Freivalds’ Algorithm

Freivalds, Rusins. “Probabilistic Machines Can Use Less Running Time.” IFIP congress. Vol. 839. 1977.

Problem Statement

Suppose we are given as input two $n \times n$ matrices $A$ and $B$ over $\mathbb{F}_p$, where $p > n^2$ is a prime number. The fastest known algorithm for accomplishing this task in time roughly $\mathcal{O}(n^{2.37286})$.

Suppose someone hands us a matrix $C$. Our goal is to check whether or not the product matrix $A \cdot B = C$ in $\mathcal{O}(n^{2})$ time.

Algorithm

First, choose a random $r \in \mathbb{F}_p$, and let $x = (1,r,r^2,…,r^{n−1})$. Then compute $y =Cx$ and $z = A \cdot Bx$, outputting $1$ if $y = z$ and $0$ otherwise.

Time Cost

vector $x = (1,r,r^2,…,r^{n−1})$ can be done with $\mathcal{O}(n)$ total multiplication operations.
Multiply an $n \times n$ matrix by an n-dimensional vector can be done in $\mathcal{O}(n^{2})$ time.
2.1. $y = Cx$ : $\mathcal{O}(n^{2})$ time
2.2. $w = Bx$ : $\mathcal{O}(n^{2})$ time
2.3. $z = Aw$ : $\mathcal{O}(n^{2})$ time

Explaination

Recall the Reed-Solomon Fingerprinting: Encode vector $a$ and $b$ with Reed-Solomon Encoding: $p_a(x) = \sum_{i=1}^na_ir^{i-1}$,$p_b(x) = \sum_{i=1}^nb_ir^{i-1}$. If $a_i = b_i$ for all $i = 1,…,n$, then $p_a(r)=p_b(r)$ for every possible choice of $r$. Otherwise, if there is even one $i$ such that $a_i \neq b_i$, $p_a(r)=p_b(r)$ with probability at least $1 − (n − 1)/p$. (It can be proved by Schwartz-Zippel Lemma.)

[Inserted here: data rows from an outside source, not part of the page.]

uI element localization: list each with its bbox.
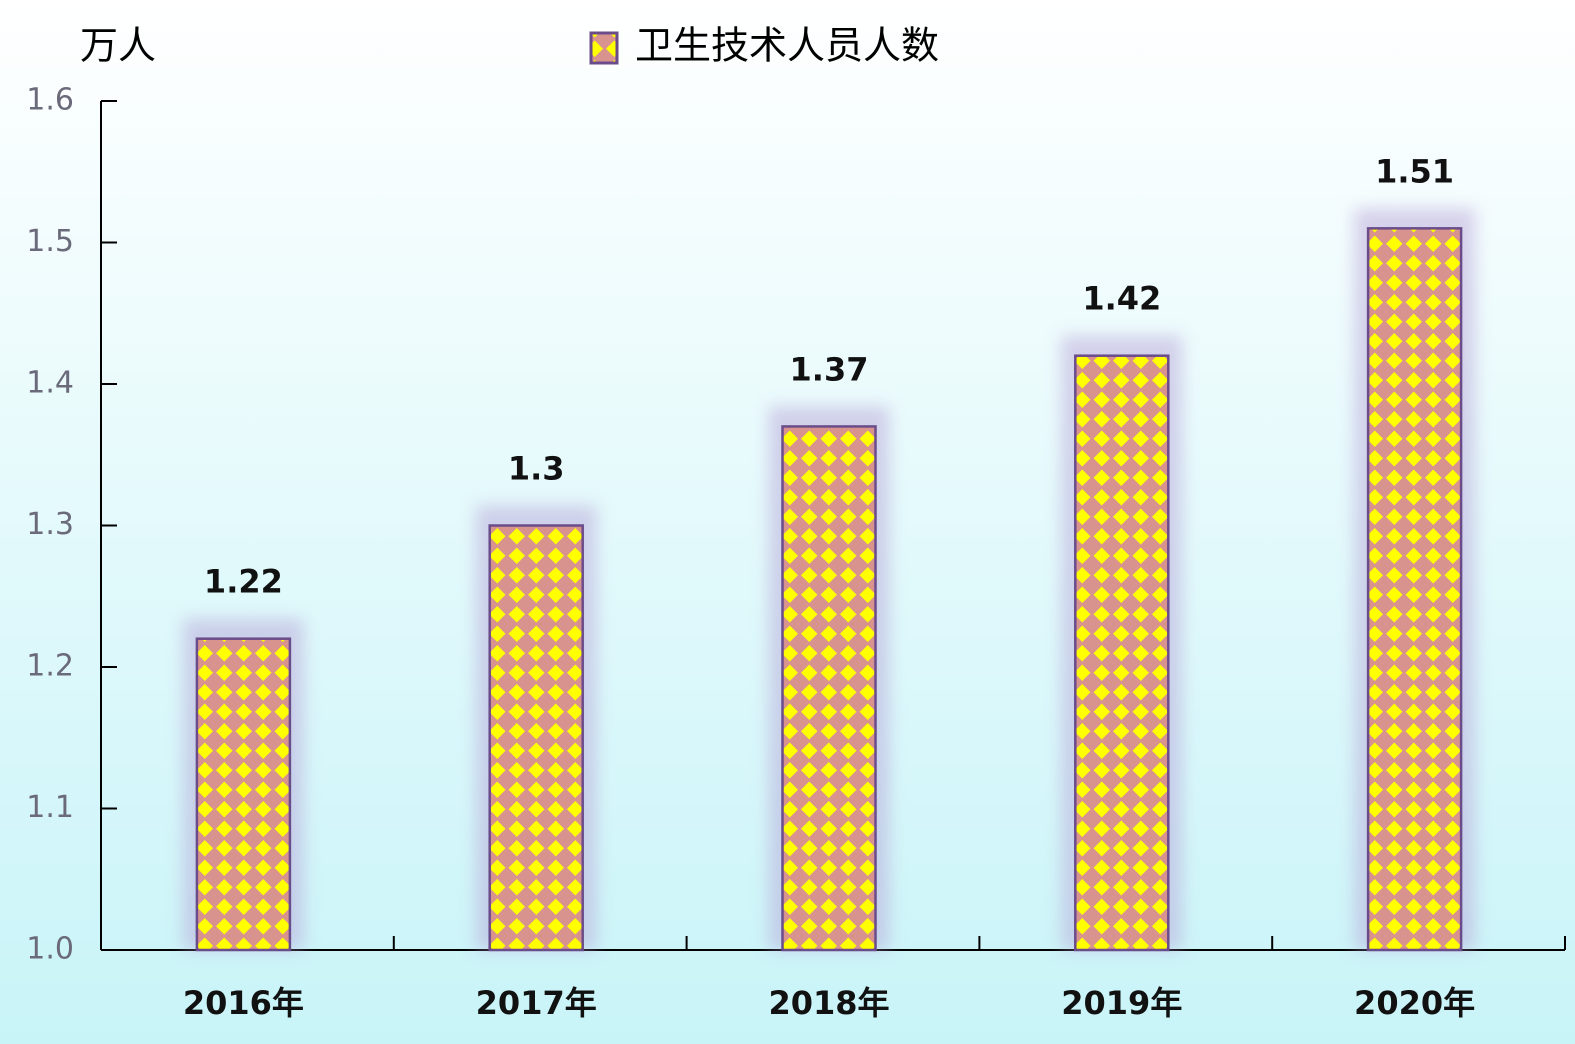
y-tick-label: 1.5 <box>26 224 74 259</box>
bar <box>1366 227 1463 952</box>
x-tick-label: 2018年 <box>768 984 889 1022</box>
value-label: 1.22 <box>204 563 283 601</box>
bar <box>1074 354 1170 952</box>
legend-swatch <box>589 31 619 65</box>
x-tick-label: 2017年 <box>476 984 597 1022</box>
x-tick-label: 2019年 <box>1061 984 1182 1022</box>
value-label: 1.42 <box>1082 280 1161 318</box>
bar <box>195 637 292 952</box>
y-tick-label: 1.0 <box>26 932 74 967</box>
y-tick-label: 1.6 <box>26 83 74 118</box>
bar <box>488 524 584 952</box>
legend-label: 卫生技术人员人数 <box>635 24 939 68</box>
y-tick-label: 1.4 <box>26 366 74 401</box>
y-tick-label: 1.2 <box>26 649 74 684</box>
y-tick-label: 1.1 <box>26 790 74 825</box>
x-tick-label: 2016年 <box>183 984 304 1022</box>
x-tick-label: 2020年 <box>1354 984 1475 1022</box>
y-tick-label: 1.3 <box>26 507 74 542</box>
value-label: 1.51 <box>1375 152 1454 190</box>
value-label: 1.37 <box>790 350 869 388</box>
bar <box>781 425 877 952</box>
y-axis-label: 万人 <box>80 24 156 68</box>
value-label: 1.3 <box>508 450 565 488</box>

The encoding is distance-amplifying: if $a$ and $b$ differ on even a single coordinate, then their encodings will differ on a $1−(n−1)/p$ fraction of coordinates. Due to the distanceamplifying nature of the code, checking equality of two vectors a and b was reduced to checking equality of a single (randomly chosen) entry of the encodings.